En attendant de trouver un client pour acheter leur noire cargaison, ces tankers font des ronds dans l'eau. Ils attendent dans une vingtaine d'endroits au monde, soit à l'embouchure des ports des pays producteurs, soit dans des secteurs stratégiques. Le détroit de Malacca en est un. De nuit, depuis les terrasses de Singapour, on peut voir des centaines de points lumineux au large, autant de tankers qui attendent là un client : la Chine et tout le Sud-Est asiatique sont proches, et Singapour est un centre de raffinage important. En une seule semaine, à la mi-avril, le détroit de Malacca a accueilli 7 millions de barils supplémentaires sur l'eau…
Trump tend la situation
Les États eux-mêmes participent à la pénurie. Chacun possède ses propres stocks stratégiques, dans lesquels il pourra pomper en cas de nécessité. L'Agence internationale de l'énergie oblige tous ses membres à constituer des réserves afin de tenir 90 jours, soit directement, soit par le biais de leurs compagnies pétrolières.
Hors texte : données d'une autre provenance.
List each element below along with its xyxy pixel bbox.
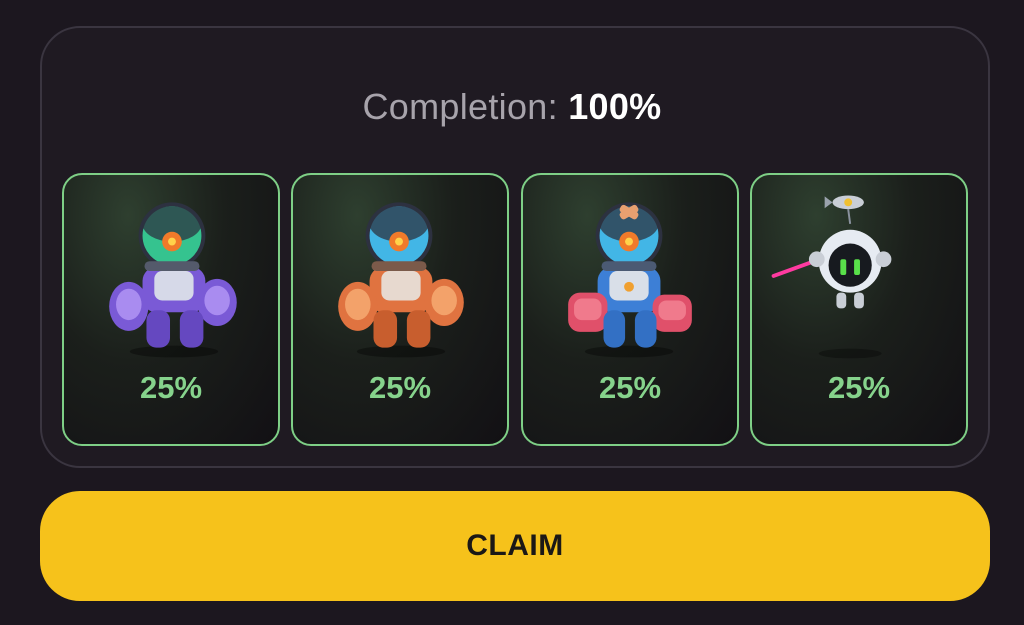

En France, Total est responsable des stocks stratégiques, ainsi que les sociétés étrangères qui opèrent sur le territoire. Une petite centaine de cuves est disséminée dans tout le pays.
Aux États-Unis, c'est l'État fédéral qui est en charge des réserves. Or, il y a quelques jours, une décision de Donald Trump a tendu un peu plus la situation. Après avoir vendu une partie de ses réserves, appelée SPR (Strategic petroleum reserve), Washington a changé de pied en décidant de les reconstituer, afin de soutenir les producteurs de brut du pays et de profiter des cours bas. « Trump a donné instruction de remplir la SPR à ras bord », explique Francis Perrin. La Chine a suivi le mouvement, alléchée par les prix bas. Les heureux propriétaires de cuves doivent se frotter les mains.